CAMDEN — The Friends of Mt. Battie Tower reached a milestone in their campaign to fix the ailing tower atop the mountain that overlooks the town of Camden. The Save the Tower campaign gave the project a check March 16 for $67,205. The State of Maine will kick in another $10,000, for a total of $77,205.
The Tower campaign has been underway for more than 15 months, as local residents and the State of Maine teamed up to restore the aging tower.
Five contractors submitted proposals for the job. Tito Masonry and Construction, of Portland, was the lowest bidder.
Camden resident Randy Stearns, of Friends of Mt. Battie Tower, said work would begin around August 15, or earlier.
Steve Richardson, Maine Bureau of Parks and Lands Senior Forest Engineer, said the open-ended contract was purposely written so in order to help get a lower bid on the work.
Tito can start any time between when that company signs the contract and August 15; however, once the work is started, the contract stipulates all work has to be completed within 60 days.
The state will make periodic payments to the contractor based on completion of work. The state paid for the engineering costs. Jamm Engineering, of Freeport, conducted the studies.
Stearns said the fundraising for the tower project continues, with the goal of raising $8,000 more to reach the goal of $100,000.
The effort included fundraisers, benefits and promotion all to turn back the years of neglect.

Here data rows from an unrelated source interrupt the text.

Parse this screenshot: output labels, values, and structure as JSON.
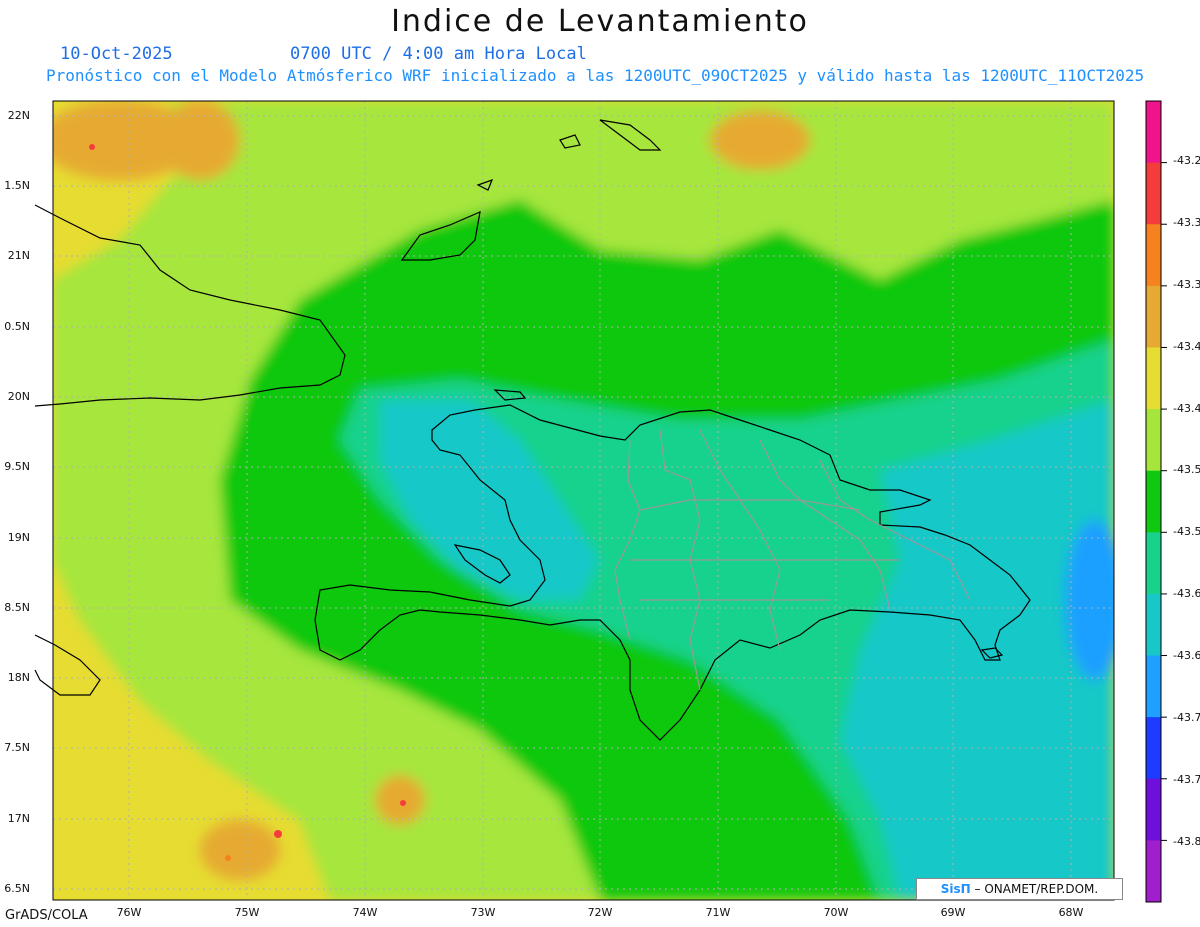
{
  "title": "Indice de Levantamiento",
  "date_label": "10-Oct-2025",
  "time_label": "0700 UTC / 4:00 am Hora Local",
  "forecast_note": "Pronóstico con el Modelo Atmósferico WRF inicializado a las 1200UTC_09OCT2025 y válido hasta las  1200UTC_11OCT2025",
  "footer": "GrADS/COLA",
  "credit": {
    "logo": "SisΠ",
    "text": " – ONAMET/REP.DOM."
  },
  "axes": {
    "y_labels": [
      "22N",
      "1.5N",
      "21N",
      "0.5N",
      "20N",
      "9.5N",
      "19N",
      "8.5N",
      "18N",
      "7.5N",
      "17N",
      "6.5N"
    ],
    "x_labels": [
      "76W",
      "75W",
      "74W",
      "73W",
      "72W",
      "71W",
      "70W",
      "69W",
      "68W"
    ]
  },
  "colorbar": {
    "labels": [
      "-43.2",
      "-43.3",
      "-43.3",
      "-43.4",
      "-43.4",
      "-43.5",
      "-43.5",
      "-43.6",
      "-43.6",
      "-43.7",
      "-43.7",
      "-43.8"
    ],
    "colors": [
      "#f0148c",
      "#f53c3c",
      "#f5821e",
      "#e6aa32",
      "#e6dc32",
      "#a6e63c",
      "#10c810",
      "#18d28c",
      "#18c8c8",
      "#1ea0ff",
      "#1e3cff",
      "#6e0fdc",
      "#a01ecc"
    ]
  },
  "field_colors": {
    "base_yellow": "#e6dc32",
    "light_green": "#a6e63c",
    "green": "#10c810",
    "teal": "#18d28c",
    "cyan": "#18c8c8",
    "blue": "#1ea0ff",
    "orange": "#e6aa32",
    "red": "#f53c3c"
  }
}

The Friends of Mt. Battie Tower first learned that there had been no maintenance on the tower for 20 years and that no funds existed to pay for repairs.
The Friends feared that cracked masonry would be the downfall of the tower. The circular staircase was in need of attention, as well.
The tower is visited by thousands of tourists and locals every year.
“Part of all this fundraising was so we could present a $1,000 check to the park itself,” Stearns said. “It’s a thank-you because the state keeps the road open and clear so we can do the [Christmas] star.”
Richardson said the check to the park would be made out to the state, as well, but would be earmarked for Mt. Battie State Park.
“The initial piece of the fundraising was for the restoration, the donation and a generator for the star,” said Stearns. “The rest is for what we call the legacy fund, which is for continued upkeep and that’s what we need the $8,000 for — a maintenance fund for upkeep of the tower, as is deemed necessary.”
The Friends of Mt. Battie Tower had 11 to 15 committee members at any given time, all working to raise the funds.
“It makes me feel fantastic at this point,” said Stearns.